If the IRS agrees with the taxpayer’s proposed reporting positions, or if the IRS and the taxpayer resolve differences of opinion about the reporting positions, then the IRS will not audit the transactions in the tax return after it is filed. CAP thus is a real-time review of tax positions that a taxpayer proposes to take. CAP is an alternative to post-filing audits that the IRS conducts of tax returns after the end—sometimes long after the end—of the taxable year.
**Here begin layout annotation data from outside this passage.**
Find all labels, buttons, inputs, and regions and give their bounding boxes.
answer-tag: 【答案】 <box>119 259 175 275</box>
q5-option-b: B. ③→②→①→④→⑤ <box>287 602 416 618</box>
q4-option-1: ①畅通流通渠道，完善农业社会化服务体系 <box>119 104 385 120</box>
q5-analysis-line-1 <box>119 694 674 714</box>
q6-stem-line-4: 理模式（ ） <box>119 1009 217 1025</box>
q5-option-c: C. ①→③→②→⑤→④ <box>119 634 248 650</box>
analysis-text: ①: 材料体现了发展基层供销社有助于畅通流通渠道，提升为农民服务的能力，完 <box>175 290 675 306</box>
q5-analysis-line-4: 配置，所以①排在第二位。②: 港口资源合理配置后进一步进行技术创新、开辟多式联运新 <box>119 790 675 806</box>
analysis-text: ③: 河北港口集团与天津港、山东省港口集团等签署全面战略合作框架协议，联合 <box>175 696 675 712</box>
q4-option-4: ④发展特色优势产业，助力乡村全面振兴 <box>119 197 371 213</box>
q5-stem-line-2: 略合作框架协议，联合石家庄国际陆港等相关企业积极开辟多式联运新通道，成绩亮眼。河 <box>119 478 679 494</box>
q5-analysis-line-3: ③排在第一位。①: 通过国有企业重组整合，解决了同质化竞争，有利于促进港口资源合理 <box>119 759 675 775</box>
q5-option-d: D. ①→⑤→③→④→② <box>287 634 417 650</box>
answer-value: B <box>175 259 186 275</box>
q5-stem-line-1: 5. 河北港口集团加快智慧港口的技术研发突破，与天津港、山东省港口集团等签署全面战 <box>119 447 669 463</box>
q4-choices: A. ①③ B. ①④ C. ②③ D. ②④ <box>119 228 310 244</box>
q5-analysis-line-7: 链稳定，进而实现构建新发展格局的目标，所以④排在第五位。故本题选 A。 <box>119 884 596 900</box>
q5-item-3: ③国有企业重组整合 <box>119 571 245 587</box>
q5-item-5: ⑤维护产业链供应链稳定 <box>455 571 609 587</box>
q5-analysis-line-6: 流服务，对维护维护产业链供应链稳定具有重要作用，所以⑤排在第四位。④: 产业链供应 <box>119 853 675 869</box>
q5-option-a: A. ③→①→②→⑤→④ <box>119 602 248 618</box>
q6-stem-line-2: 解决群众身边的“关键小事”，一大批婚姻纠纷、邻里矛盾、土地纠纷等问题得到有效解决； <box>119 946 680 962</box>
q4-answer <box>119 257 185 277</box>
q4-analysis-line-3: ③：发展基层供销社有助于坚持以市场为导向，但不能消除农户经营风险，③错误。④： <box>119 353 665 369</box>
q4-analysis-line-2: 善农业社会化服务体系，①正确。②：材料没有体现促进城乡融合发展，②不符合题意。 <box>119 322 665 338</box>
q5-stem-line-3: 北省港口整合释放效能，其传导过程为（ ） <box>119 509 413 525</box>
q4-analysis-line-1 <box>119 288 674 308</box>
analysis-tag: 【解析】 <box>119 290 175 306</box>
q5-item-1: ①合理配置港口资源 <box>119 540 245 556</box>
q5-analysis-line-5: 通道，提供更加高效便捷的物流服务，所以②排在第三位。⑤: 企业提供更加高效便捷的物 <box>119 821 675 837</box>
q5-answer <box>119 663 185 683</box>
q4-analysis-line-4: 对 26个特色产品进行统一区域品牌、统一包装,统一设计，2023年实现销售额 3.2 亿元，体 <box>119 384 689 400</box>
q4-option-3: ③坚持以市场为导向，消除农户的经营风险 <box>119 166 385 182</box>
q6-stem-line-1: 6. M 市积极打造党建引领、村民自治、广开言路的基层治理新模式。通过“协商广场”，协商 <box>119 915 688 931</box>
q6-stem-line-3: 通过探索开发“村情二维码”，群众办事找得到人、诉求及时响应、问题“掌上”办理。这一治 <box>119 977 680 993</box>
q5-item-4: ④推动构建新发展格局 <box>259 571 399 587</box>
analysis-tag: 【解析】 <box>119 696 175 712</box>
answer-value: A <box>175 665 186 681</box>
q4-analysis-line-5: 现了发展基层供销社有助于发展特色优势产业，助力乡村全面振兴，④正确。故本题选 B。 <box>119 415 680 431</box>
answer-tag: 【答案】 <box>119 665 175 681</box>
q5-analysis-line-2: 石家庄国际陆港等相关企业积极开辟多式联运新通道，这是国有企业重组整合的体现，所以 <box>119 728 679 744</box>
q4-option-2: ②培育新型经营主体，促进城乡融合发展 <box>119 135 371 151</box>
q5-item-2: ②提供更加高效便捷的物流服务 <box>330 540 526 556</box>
The objective of CAP is an agreement between the IRS and the taxpayer of intended return positions that the IRS deems worthy of review. If a CAP review is successful, it completely eliminates a need for a post-filing audit of a tax return. It also obviates the need for financial statement tax reserves and disclosures of uncertain tax positions for the obvious reason that CAP has resolved all the tax uncertainties before the taxpayer files its tax return. The essential element for CAP to work successfully is the taxpayer’s disclosure of its transactions and candor concerning tax positions. Similarly, the IRS must be willing to work collaboratively with the taxpayer to resolve issues.
CAP is in stark contrast to the IRS’s traditional post-filing audits of federal tax returns because CAP requires a taxpayer to volunteer disclosures of transactions to the IRS. Although volunteerism in the context of an interaction with the IRS might seem unusual to many taxpayers, currently mandated disclosures in tax returns substantially diminish any perceived advantage gained from a reactive approach in a post-filing audit.
CAP clearly is not for every taxpayer. Some taxpayers find that despite good intentions, some issues are so intractable that their resolution in CAP is unlikely. Also, some taxpayers want additional time following the filing of a tax return to analyze an issue so that they can formulate the optimal rationale to support a return position if challenged. The speed with which the IRS and a taxpayer have to deal with an issue during the taxable year in CAP deprives a taxpayer of this additional analytical time.
CAP currently has 160 participants, all of which are large corporations and many of which are automotive original equipment manufacturers and suppliers. Those who have participated find, for the most part, that the benefit of an early determination of federal tax liabilities outweighs the burden of a sometimes interminable dispute associated with traditional post-filing audits.